Bank-to-business lending is forecast to contract 3.8% (net) this year, from net growth of 3.7% in 2022, before returning to growth (of 0.9% net) in 2024 according to research by EY Item Club.
UK assets under management are forecast to grow 2.6% this year and 6.5% in 2024, after a projected fall of almost 11% in 2022. The outlook for business lending is set to improve next year as the economy begins to recover. However, growth remains subdued, and only 0.9% net growth is forecast in 2024 as businesses, especially SMEs, continue to deal with the economic shocks of recent years.
While bank lending to businesses soared during the pandemic as businesses utilised state-subsidised lending schemes (in 2020, growth sat at 8%), and grew in 2022 (3.7%), this year it is forecast to fall into negative territory by almost 4% (-£18.8bn).
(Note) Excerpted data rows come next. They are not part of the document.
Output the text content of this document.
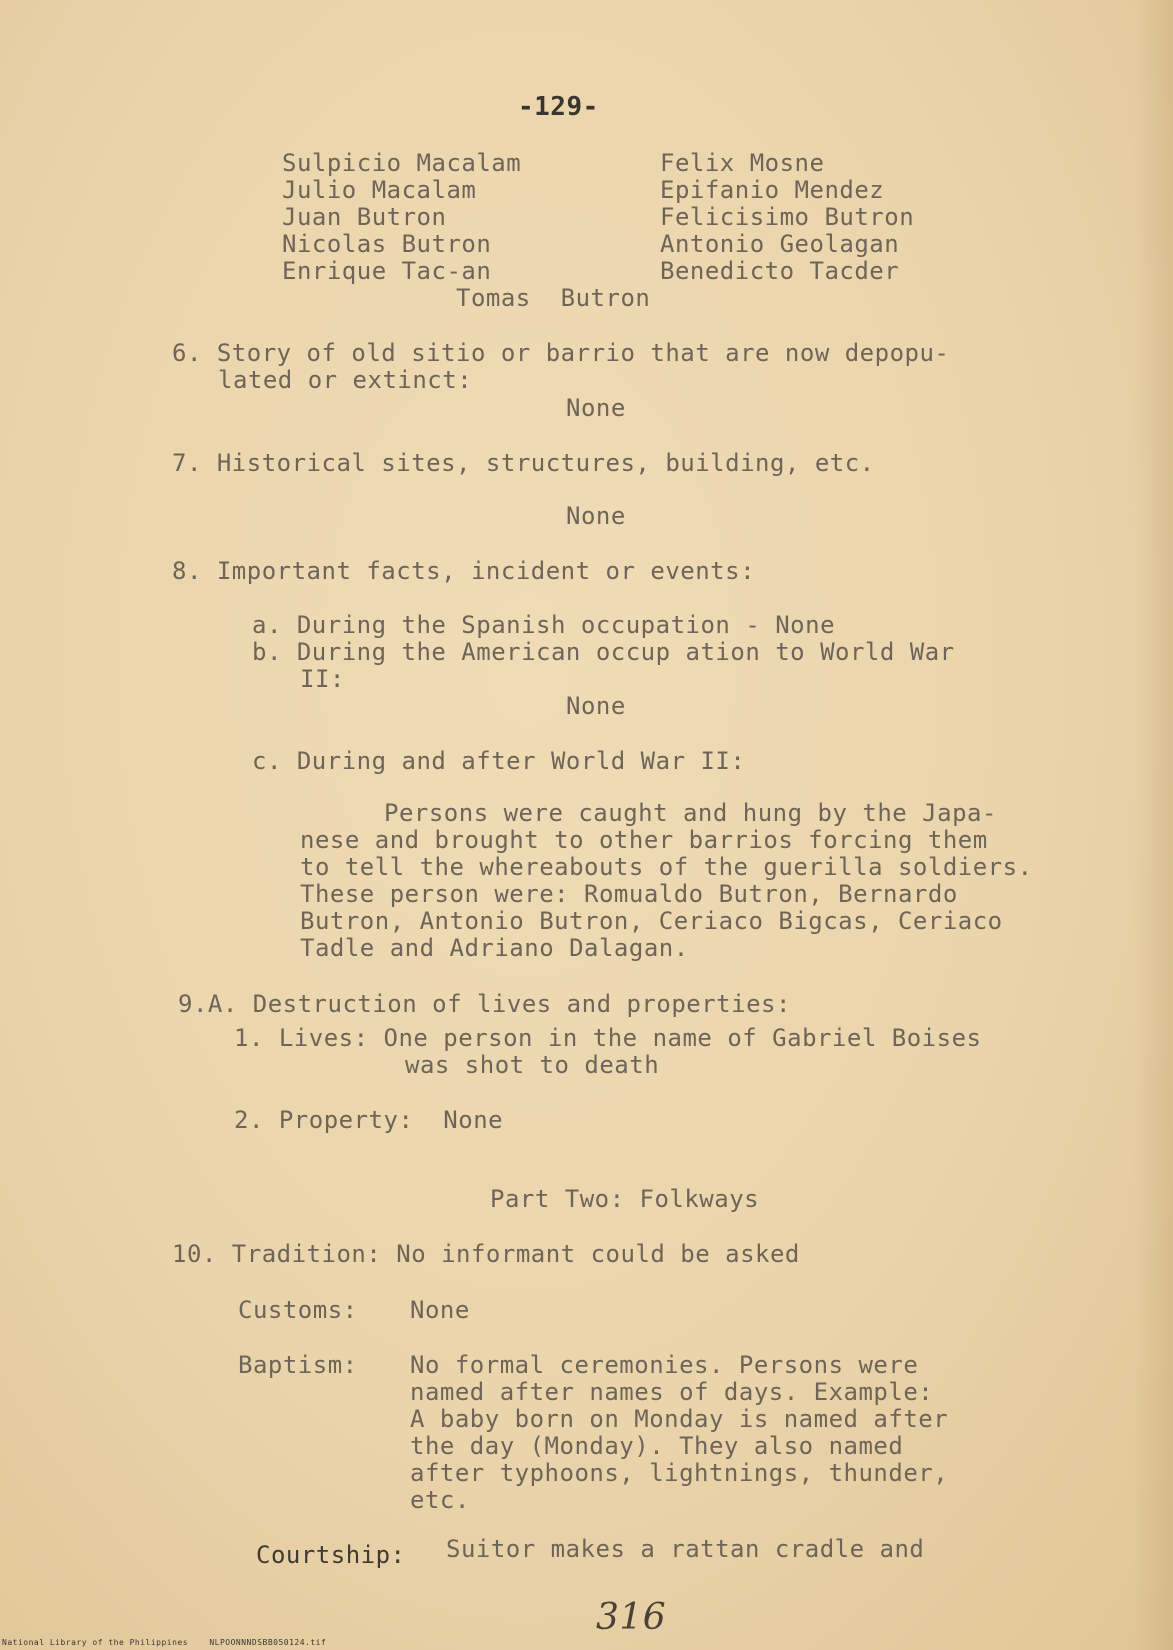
-129-
Sulpicio Macalam
Julio Macalam
Juan Butron
Nicolas Butron
Enrique Tac-an
Felix Mosne
Epifanio Mendez
Felicisimo Butron
Antonio Geolagan
Benedicto Tacder
Tomas  Butron
6. Story of old sitio or barrio that are now depopu-
lated or extinct:
None
7. Historical sites, structures, building, etc.
None
8. Important facts, incident or events:
a. During the Spanish occupation - None
b. During the American occup ation to World War
II:
None
c. During and after World War II:
Persons were caught and hung by the Japa-
nese and brought to other barrios forcing them
to tell the whereabouts of the guerilla soldiers.
These person were: Romualdo Butron, Bernardo
Butron, Antonio Butron, Ceriaco Bigcas, Ceriaco
Tadle and Adriano Dalagan.
9.A. Destruction of lives and properties:
1. Lives: One person in the name of Gabriel Boises
was shot to death
2. Property:  None
Part Two: Folkways
10. Tradition: No informant could be asked
Customs: None
Baptism: No formal ceremonies. Persons were
named after names of days. Example:
A baby born on Monday is named after
the day (Monday). They also named
after typhoons, lightnings, thunder,
etc.
Courtship: Suitor makes a rattan cradle and
316
National Library of the Philippines    NLPOONNNDSBB050124.tif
Borrowing demand is expected to weaken as firms – both large corporates and SMEs – face multiple pressures from higher costs of servicing debt, lower earnings and continued global supply chain disruption.
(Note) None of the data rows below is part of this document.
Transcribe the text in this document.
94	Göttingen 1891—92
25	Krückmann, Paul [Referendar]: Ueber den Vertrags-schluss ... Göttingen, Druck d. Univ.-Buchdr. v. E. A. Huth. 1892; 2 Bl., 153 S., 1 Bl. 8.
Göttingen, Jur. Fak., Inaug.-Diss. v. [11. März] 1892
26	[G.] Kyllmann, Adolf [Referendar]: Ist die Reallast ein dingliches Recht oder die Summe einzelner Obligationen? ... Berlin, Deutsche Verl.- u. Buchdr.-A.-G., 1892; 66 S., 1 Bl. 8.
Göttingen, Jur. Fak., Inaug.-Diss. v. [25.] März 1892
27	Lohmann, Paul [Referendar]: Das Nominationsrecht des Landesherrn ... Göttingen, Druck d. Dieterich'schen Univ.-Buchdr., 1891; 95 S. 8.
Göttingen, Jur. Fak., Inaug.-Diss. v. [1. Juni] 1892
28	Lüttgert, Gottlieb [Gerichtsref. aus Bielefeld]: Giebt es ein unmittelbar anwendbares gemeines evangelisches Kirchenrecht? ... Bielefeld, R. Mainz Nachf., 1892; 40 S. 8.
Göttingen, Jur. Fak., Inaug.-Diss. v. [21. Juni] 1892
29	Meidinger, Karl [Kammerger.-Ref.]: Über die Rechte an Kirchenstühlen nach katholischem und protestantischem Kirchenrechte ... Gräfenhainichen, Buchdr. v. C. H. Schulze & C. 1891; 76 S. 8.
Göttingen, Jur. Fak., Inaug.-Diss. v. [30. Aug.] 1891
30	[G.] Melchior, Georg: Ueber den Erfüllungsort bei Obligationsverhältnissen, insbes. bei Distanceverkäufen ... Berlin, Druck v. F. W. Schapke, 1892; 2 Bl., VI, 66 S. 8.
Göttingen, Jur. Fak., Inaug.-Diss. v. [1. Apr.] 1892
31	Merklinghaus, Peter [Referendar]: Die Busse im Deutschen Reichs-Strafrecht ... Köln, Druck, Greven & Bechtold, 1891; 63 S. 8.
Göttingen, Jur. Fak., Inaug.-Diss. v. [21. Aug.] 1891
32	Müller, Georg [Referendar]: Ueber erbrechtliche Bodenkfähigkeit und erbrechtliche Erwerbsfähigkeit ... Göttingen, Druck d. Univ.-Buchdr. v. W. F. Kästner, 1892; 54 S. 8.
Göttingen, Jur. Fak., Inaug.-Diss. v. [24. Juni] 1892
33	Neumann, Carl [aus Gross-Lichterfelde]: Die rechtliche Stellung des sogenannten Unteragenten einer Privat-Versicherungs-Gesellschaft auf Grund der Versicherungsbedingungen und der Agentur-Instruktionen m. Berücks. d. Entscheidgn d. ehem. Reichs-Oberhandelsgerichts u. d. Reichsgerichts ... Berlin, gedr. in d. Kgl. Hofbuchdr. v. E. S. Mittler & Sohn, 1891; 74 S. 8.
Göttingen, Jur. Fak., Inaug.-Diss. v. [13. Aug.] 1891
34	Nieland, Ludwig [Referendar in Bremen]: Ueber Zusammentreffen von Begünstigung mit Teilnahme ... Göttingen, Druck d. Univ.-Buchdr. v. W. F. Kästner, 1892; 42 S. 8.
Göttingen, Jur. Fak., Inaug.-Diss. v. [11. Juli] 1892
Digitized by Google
2024 should see growth in net lending to firms resume as high inflation eases and the economy starts to recover. However, it is likely to be sluggish with EY Item Club forecasting low growth of 0.9%, equating to net lending of £4bn, reflecting the damage to sentiment from the series of economic shocks in recent years. Growth is forecast to then pick up to 3.1% (£15bn) in 2025.
EY also forecasts that write-off rates on business loans will reach 0.8% in 2023, before dipping to 0.6% in 2024 and 0.5% in 2025. This compares with 0.2% in 2021 and 0.3% in 2022. However, the forecast rise for 2023 is still a long way short of rates of 1%-1.5% in the early 2010s, following the financial crisis.
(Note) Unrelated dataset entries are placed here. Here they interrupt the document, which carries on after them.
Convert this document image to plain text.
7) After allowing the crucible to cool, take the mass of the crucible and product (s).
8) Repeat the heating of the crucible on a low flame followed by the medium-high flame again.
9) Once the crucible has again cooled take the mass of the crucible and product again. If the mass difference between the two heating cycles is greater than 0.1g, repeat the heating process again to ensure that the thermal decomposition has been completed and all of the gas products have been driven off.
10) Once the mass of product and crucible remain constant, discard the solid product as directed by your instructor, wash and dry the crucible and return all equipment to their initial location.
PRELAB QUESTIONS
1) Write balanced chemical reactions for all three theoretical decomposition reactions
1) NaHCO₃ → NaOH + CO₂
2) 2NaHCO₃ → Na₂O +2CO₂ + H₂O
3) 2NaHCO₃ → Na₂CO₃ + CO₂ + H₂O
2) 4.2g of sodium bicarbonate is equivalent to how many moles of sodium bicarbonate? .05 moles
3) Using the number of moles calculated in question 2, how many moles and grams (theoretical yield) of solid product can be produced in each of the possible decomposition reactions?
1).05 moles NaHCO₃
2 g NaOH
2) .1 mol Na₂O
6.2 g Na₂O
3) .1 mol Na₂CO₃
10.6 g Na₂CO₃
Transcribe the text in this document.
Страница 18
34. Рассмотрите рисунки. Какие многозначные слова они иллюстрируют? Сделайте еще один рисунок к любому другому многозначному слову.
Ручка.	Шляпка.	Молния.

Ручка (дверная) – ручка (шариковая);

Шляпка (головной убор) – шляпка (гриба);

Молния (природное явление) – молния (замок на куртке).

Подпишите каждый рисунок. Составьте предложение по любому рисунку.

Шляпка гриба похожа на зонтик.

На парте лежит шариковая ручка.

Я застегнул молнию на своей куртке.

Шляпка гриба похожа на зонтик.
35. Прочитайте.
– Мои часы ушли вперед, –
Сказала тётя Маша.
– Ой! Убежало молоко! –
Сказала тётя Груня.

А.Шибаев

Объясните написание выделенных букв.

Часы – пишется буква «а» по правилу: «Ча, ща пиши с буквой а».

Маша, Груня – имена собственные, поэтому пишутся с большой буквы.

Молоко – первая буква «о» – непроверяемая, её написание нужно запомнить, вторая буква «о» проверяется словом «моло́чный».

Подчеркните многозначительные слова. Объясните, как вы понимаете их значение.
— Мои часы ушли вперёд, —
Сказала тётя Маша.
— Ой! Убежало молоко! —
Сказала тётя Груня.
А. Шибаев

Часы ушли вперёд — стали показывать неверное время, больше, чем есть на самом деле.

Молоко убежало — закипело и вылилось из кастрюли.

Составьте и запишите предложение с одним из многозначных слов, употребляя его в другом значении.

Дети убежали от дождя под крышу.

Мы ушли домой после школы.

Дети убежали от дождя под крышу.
Dan Cooper, UK Head of Banking and Capital Markets at EY, said “With more than 70% of corporate bank loans on variable rates, UK businesses are likely to be affected in the short term by increases in interest rates. SMEs are currently more vulnerable to a rise in loan impairments than larger businesses as they are less able to insulate themselves against higher rates and also because of the volume of bank debt they hold, which has grown since 2019.”
“On a more positive note, many small businesses that took on debt during the pandemic are currently on low interest, fixed rate government-guaranteed loan schemes, which will help them manage their repayments. Corporate balance sheets across the board have also strengthened as stresses associated with the pandemic have eased.”